The study also shows that wheat plants have been bred by generations of people to have fewer pores on their leaves and fewer air channels, which makes their leaves more dense and allows them to be grown with less water.

This new insight highlights the potential for scientists to make staple crops like wheat even more water-efficient by altering the internal structure of their leaves. This approach is being pioneered by other scientists at the Institute for Sustainable Food, who have developed climate-ready rice and wheat which can survive extreme drought conditions.

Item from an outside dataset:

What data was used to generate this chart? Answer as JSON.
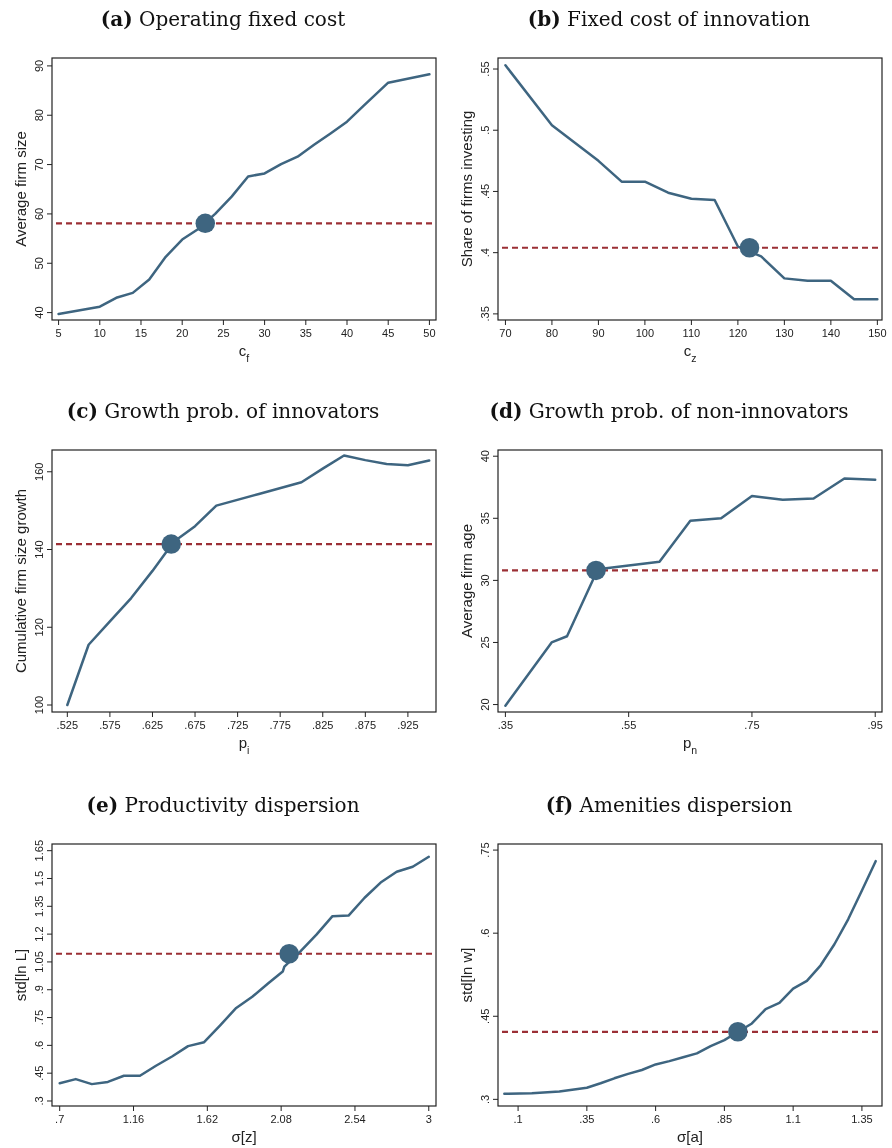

Professor Andrew Fleming from the Institute for Sustainable Food at the University of Sheffield said: “Until now, the way plants form their intricate patterns of air channels has remained surprisingly mysterious to plant scientists.

“This major discovery shows that the movement of air through leaves shapes their internal workings – which has implications for the way we think about evolution in plants.

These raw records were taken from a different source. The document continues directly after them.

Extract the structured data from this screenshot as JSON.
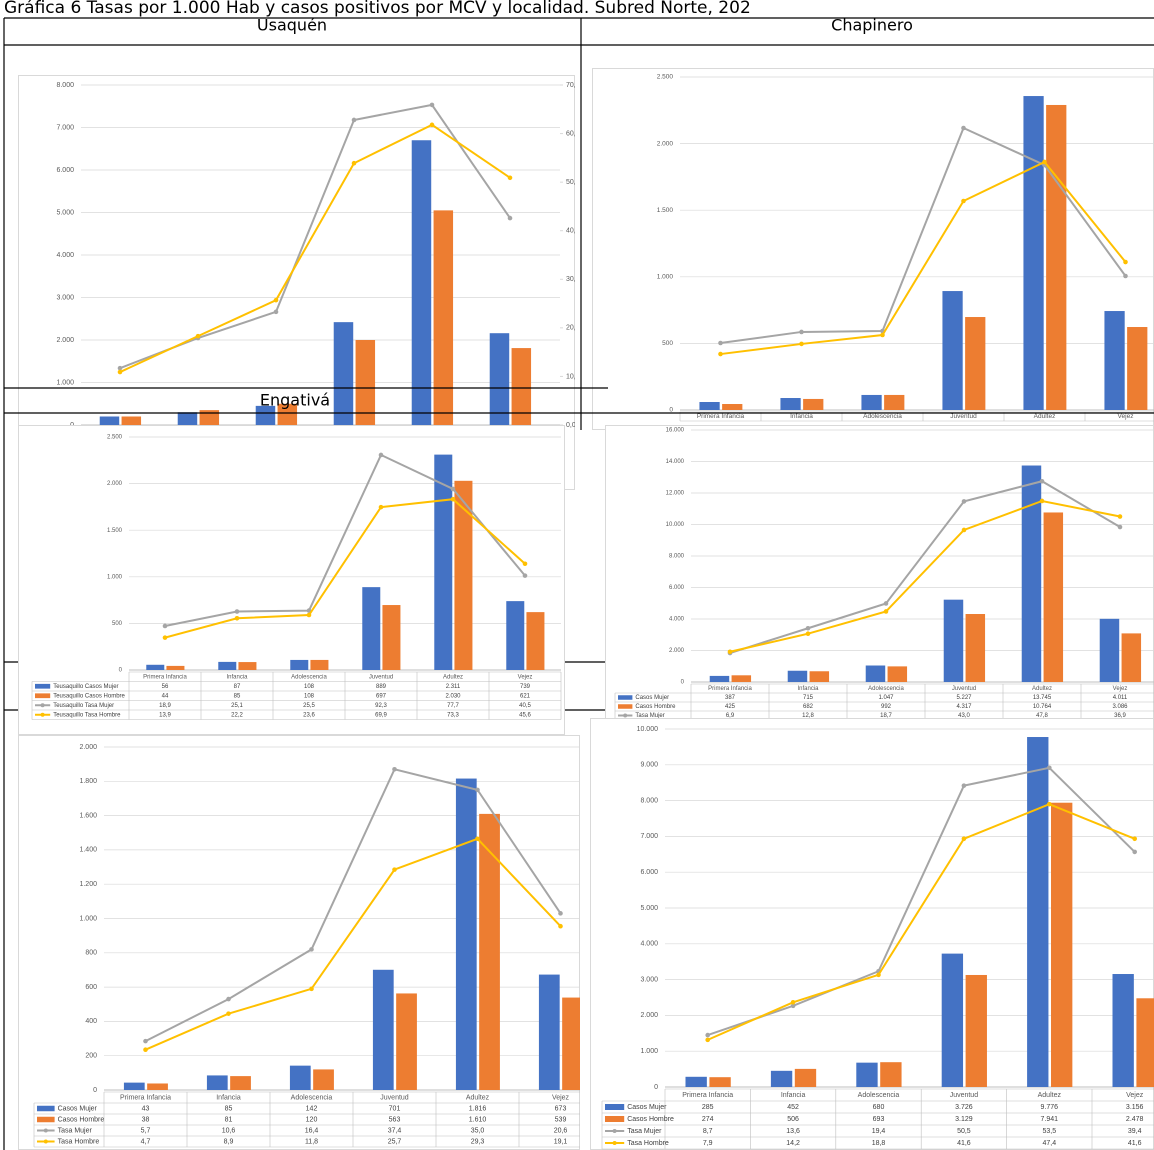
{
  "title": "Gráfica 6 Tasas por 1.000 Hab y casos positivos por MCV y localidad. Subred Norte, 202",
  "headers": {
    "usaquen": "Usaquén",
    "chapinero": "Chapinero",
    "engativa": "Engativá"
  },
  "chart_data": [
    {
      "type": "combo",
      "grid": true,
      "ylim": [
        0,
        8000
      ],
      "yticks": [
        0,
        {
          "value": 1000,
          "label": "1.000"
        },
        {
          "value": 2000,
          "label": "2.000"
        },
        {
          "value": 3000,
          "label": "3.000"
        },
        {
          "value": 4000,
          "label": "4.000"
        },
        {
          "value": 5000,
          "label": "5.000"
        },
        {
          "value": 6000,
          "label": "6.000"
        },
        {
          "value": 7000,
          "label": "7.000"
        },
        {
          "value": 8000,
          "label": "8.000"
        }
      ],
      "y2lim": [
        0,
        70
      ],
      "y2ticks": [
        {
          "value": 0,
          "label": "0,0"
        },
        {
          "value": 10,
          "label": "10,0"
        },
        {
          "value": 20,
          "label": "20,0"
        },
        {
          "value": 30,
          "label": "30,0"
        },
        {
          "value": 40,
          "label": "40,0"
        },
        {
          "value": 50,
          "label": "50,0"
        },
        {
          "value": 60,
          "label": "60,0"
        },
        {
          "value": 70,
          "label": "70,0"
        }
      ],
      "series": [
        {
          "type": "bar",
          "color": "#4472c4",
          "values": [
            200,
            300,
            450,
            2420,
            6700,
            2160
          ]
        },
        {
          "type": "bar",
          "color": "#ed7d31",
          "values": [
            200,
            350,
            500,
            2000,
            5050,
            1810
          ]
        },
        {
          "type": "line",
          "color": "#a5a5a5",
          "axis": "y2",
          "values": [
            11.7,
            17.9,
            23.3,
            62.8,
            65.9,
            42.6
          ]
        },
        {
          "type": "line",
          "color": "#ffc000",
          "axis": "y2",
          "values": [
            10.9,
            18.3,
            25.7,
            53.9,
            61.8,
            50.9
          ]
        }
      ]
    },
    {
      "type": "combo",
      "grid": true,
      "ylim": [
        0,
        2500
      ],
      "yticks": [
        0,
        500,
        {
          "value": 1000,
          "label": "1.000"
        },
        {
          "value": 1500,
          "label": "1.500"
        },
        {
          "value": 2000,
          "label": "2.000"
        },
        {
          "value": 2500,
          "label": "2.500"
        }
      ],
      "categories": [
        "Primera Infancia",
        "Infancia",
        "Adolescencia",
        "Juventud",
        "Adultez",
        "Vejez"
      ],
      "series": [
        {
          "type": "bar",
          "color": "#4472c4",
          "values": [
            60,
            90,
            113,
            893,
            2357,
            743
          ]
        },
        {
          "type": "bar",
          "color": "#ed7d31",
          "values": [
            45,
            83,
            113,
            698,
            2290,
            623
          ]
        },
        {
          "type": "line",
          "color": "#a5a5a5",
          "values": [
            503,
            586,
            593,
            2117,
            1839,
            1006
          ]
        },
        {
          "type": "line",
          "color": "#ffc000",
          "values": [
            420,
            496,
            563,
            1569,
            1862,
            1111
          ]
        }
      ]
    },
    {
      "type": "combo",
      "grid": true,
      "data_table": true,
      "ylim": [
        0,
        2500
      ],
      "y2lim": [
        0,
        100
      ],
      "yticks": [
        0,
        500,
        {
          "value": 1000,
          "label": "1.000"
        },
        {
          "value": 1500,
          "label": "1.500"
        },
        {
          "value": 2000,
          "label": "2.000"
        },
        {
          "value": 2500,
          "label": "2.500"
        }
      ],
      "categories": [
        "Primera Infancia",
        "Infancia",
        "Adolescencia",
        "Juventud",
        "Adultez",
        "Vejez"
      ],
      "series": [
        {
          "name": "Teusaquillo Casos Mujer",
          "type": "bar",
          "color": "#4472c4",
          "values": [
            56,
            87,
            108,
            889,
            2311,
            739
          ],
          "value_labels": [
            "56",
            "87",
            "108",
            "889",
            "2.311",
            "739"
          ]
        },
        {
          "name": "Teusaquillo Casos Hombre",
          "type": "bar",
          "color": "#ed7d31",
          "values": [
            44,
            85,
            108,
            697,
            2030,
            621
          ],
          "value_labels": [
            "44",
            "85",
            "108",
            "697",
            "2.030",
            "621"
          ]
        },
        {
          "name": "Teusaquillo Tasa Mujer",
          "type": "line",
          "axis": "y2",
          "color": "#a5a5a5",
          "values": [
            18.9,
            25.1,
            25.5,
            92.3,
            77.7,
            40.5
          ],
          "value_labels": [
            "18,9",
            "25,1",
            "25,5",
            "92,3",
            "77,7",
            "40,5"
          ]
        },
        {
          "name": "Teusaquillo Tasa Hombre",
          "type": "line",
          "axis": "y2",
          "color": "#ffc000",
          "values": [
            13.9,
            22.2,
            23.6,
            69.9,
            73.3,
            45.6
          ],
          "value_labels": [
            "13,9",
            "22,2",
            "23,6",
            "69,9",
            "73,3",
            "45,6"
          ]
        }
      ]
    },
    {
      "type": "combo",
      "grid": true,
      "data_table": true,
      "ylim": [
        0,
        16000
      ],
      "y2lim": [
        0,
        60
      ],
      "yticks": [
        0,
        {
          "value": 2000,
          "label": "2.000"
        },
        {
          "value": 4000,
          "label": "4.000"
        },
        {
          "value": 6000,
          "label": "6.000"
        },
        {
          "value": 8000,
          "label": "8.000"
        },
        {
          "value": 10000,
          "label": "10.000"
        },
        {
          "value": 12000,
          "label": "12.000"
        },
        {
          "value": 14000,
          "label": "14.000"
        },
        {
          "value": 16000,
          "label": "16.000"
        }
      ],
      "categories": [
        "Primera Infancia",
        "Infancia",
        "Adolescencia",
        "Juventud",
        "Adultez",
        "Vejez"
      ],
      "series": [
        {
          "name": "Casos Mujer",
          "type": "bar",
          "color": "#4472c4",
          "values": [
            387,
            715,
            1047,
            5227,
            13745,
            4011
          ],
          "value_labels": [
            "387",
            "715",
            "1.047",
            "5.227",
            "13.745",
            "4.011"
          ]
        },
        {
          "name": "Casos Hombre",
          "type": "bar",
          "color": "#ed7d31",
          "values": [
            425,
            682,
            992,
            4317,
            10764,
            3086
          ],
          "value_labels": [
            "425",
            "682",
            "992",
            "4.317",
            "10.764",
            "3.086"
          ]
        },
        {
          "name": "Tasa Mujer",
          "type": "line",
          "axis": "y2",
          "color": "#a5a5a5",
          "values": [
            6.9,
            12.8,
            18.7,
            43.0,
            47.8,
            36.9
          ],
          "value_labels": [
            "6,9",
            "12,8",
            "18,7",
            "43,0",
            "47,8",
            "36,9"
          ]
        },
        {
          "name": "Tasa Hombre",
          "type": "line",
          "axis": "y2",
          "color": "#ffc000",
          "values": [
            7.2,
            11.5,
            16.8,
            36.2,
            43.1,
            39.4
          ],
          "value_labels": [
            "7,2",
            "11,5",
            "16,8",
            "36,2",
            "43,1",
            "39,4"
          ]
        }
      ]
    },
    {
      "type": "combo",
      "grid": true,
      "data_table": true,
      "ylim": [
        0,
        2000
      ],
      "y2lim": [
        0,
        40
      ],
      "yticks": [
        0,
        200,
        400,
        600,
        800,
        {
          "value": 1000,
          "label": "1.000"
        },
        {
          "value": 1200,
          "label": "1.200"
        },
        {
          "value": 1400,
          "label": "1.400"
        },
        {
          "value": 1600,
          "label": "1.600"
        },
        {
          "value": 1800,
          "label": "1.800"
        },
        {
          "value": 2000,
          "label": "2.000"
        }
      ],
      "categories": [
        "Primera Infancia",
        "Infancia",
        "Adolescencia",
        "Juventud",
        "Adultez",
        "Vejez"
      ],
      "series": [
        {
          "name": "Casos Mujer",
          "type": "bar",
          "color": "#4472c4",
          "values": [
            43,
            85,
            142,
            701,
            1816,
            673
          ],
          "value_labels": [
            "43",
            "85",
            "142",
            "701",
            "1.816",
            "673"
          ]
        },
        {
          "name": "Casos Hombre",
          "type": "bar",
          "color": "#ed7d31",
          "values": [
            38,
            81,
            120,
            563,
            1610,
            539
          ],
          "value_labels": [
            "38",
            "81",
            "120",
            "563",
            "1.610",
            "539"
          ]
        },
        {
          "name": "Tasa Mujer",
          "type": "line",
          "axis": "y2",
          "color": "#a5a5a5",
          "values": [
            5.7,
            10.6,
            16.4,
            37.4,
            35.0,
            20.6
          ],
          "value_labels": [
            "5,7",
            "10,6",
            "16,4",
            "37,4",
            "35,0",
            "20,6"
          ]
        },
        {
          "name": "Tasa Hombre",
          "type": "line",
          "axis": "y2",
          "color": "#ffc000",
          "values": [
            4.7,
            8.9,
            11.8,
            25.7,
            29.3,
            19.1
          ],
          "value_labels": [
            "4,7",
            "8,9",
            "11,8",
            "25,7",
            "29,3",
            "19,1"
          ]
        }
      ]
    },
    {
      "type": "combo",
      "grid": true,
      "data_table": true,
      "ylim": [
        0,
        10000
      ],
      "y2lim": [
        0,
        60
      ],
      "yticks": [
        0,
        {
          "value": 1000,
          "label": "1.000"
        },
        {
          "value": 2000,
          "label": "2.000"
        },
        {
          "value": 3000,
          "label": "3.000"
        },
        {
          "value": 4000,
          "label": "4.000"
        },
        {
          "value": 5000,
          "label": "5.000"
        },
        {
          "value": 6000,
          "label": "6.000"
        },
        {
          "value": 7000,
          "label": "7.000"
        },
        {
          "value": 8000,
          "label": "8.000"
        },
        {
          "value": 9000,
          "label": "9.000"
        },
        {
          "value": 10000,
          "label": "10.000"
        }
      ],
      "categories": [
        "Primera Infancia",
        "Infancia",
        "Adolescencia",
        "Juventud",
        "Adultez",
        "Vejez"
      ],
      "series": [
        {
          "name": "Casos Mujer",
          "type": "bar",
          "color": "#4472c4",
          "values": [
            285,
            452,
            680,
            3726,
            9776,
            3156
          ],
          "value_labels": [
            "285",
            "452",
            "680",
            "3.726",
            "9.776",
            "3.156"
          ]
        },
        {
          "name": "Casos Hombre",
          "type": "bar",
          "color": "#ed7d31",
          "values": [
            274,
            506,
            693,
            3129,
            7941,
            2478
          ],
          "value_labels": [
            "274",
            "506",
            "693",
            "3.129",
            "7.941",
            "2.478"
          ]
        },
        {
          "name": "Tasa Mujer",
          "type": "line",
          "axis": "y2",
          "color": "#a5a5a5",
          "values": [
            8.7,
            13.6,
            19.4,
            50.5,
            53.5,
            39.4
          ],
          "value_labels": [
            "8,7",
            "13,6",
            "19,4",
            "50,5",
            "53,5",
            "39,4"
          ]
        },
        {
          "name": "Tasa Hombre",
          "type": "line",
          "axis": "y2",
          "color": "#ffc000",
          "values": [
            7.9,
            14.2,
            18.8,
            41.6,
            47.4,
            41.6
          ],
          "value_labels": [
            "7,9",
            "14,2",
            "18,8",
            "41,6",
            "47,4",
            "41,6"
          ]
        }
      ]
    }
  ]
}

“The fact that humans have already inadvertently influenced the way plants breathe by breeding wheat that uses less water suggests we could target these air channel networks to develop crops that can survive the more extreme droughts we expect to see with climate breakdown.”

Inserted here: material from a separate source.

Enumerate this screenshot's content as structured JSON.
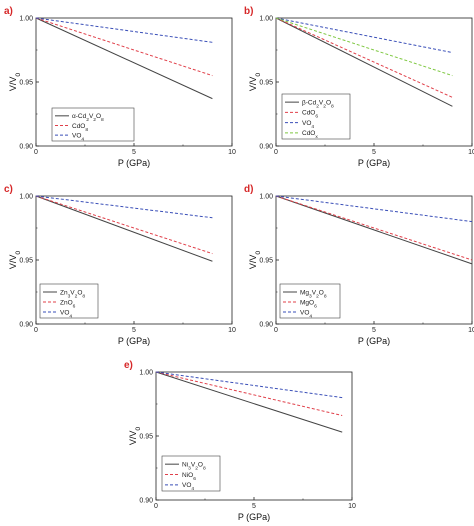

Dr Marjorie Lundgren, Leverhulme Early Career Fellow at Lancaster University, said: “Scientists have suspected for a long time that the development of stomata and the development of air spaces within a leaf are coordinated. However, we weren’t really sure which drove the other. So this started as a ‘what came first, the chicken or the egg?’ question.

“Using a clever set of experiments involving X-ray CT image analyses, our collaborative team answered these questions using species with very different leaf structures. While we show that the development of stomata initiates the expansion of air spaces, we took it one step further to show that the stomata actually need to be exchanging gases in order for the air spaces to expand. This paints a much more interesting story, linked to physiology.”

The X-ray imaging work was undertaken at the Hounsfield Facility at the University of Nottingham. The Director of the Facility, Professor Sacha Mooney, said: “Until recently the application of X-ray CT, or CAT scanning, in plant sciences has mainly been focused on visualising the hidden half of the plant – the roots – as they grow in soil.

“Working with our partners in Sheffield we have now developed the technique to visualize the cellular structure of a plant leaf in 3D – allowing us to see how the complex network of air spaces inside the leaf controls its behavior. It’s very exciting.”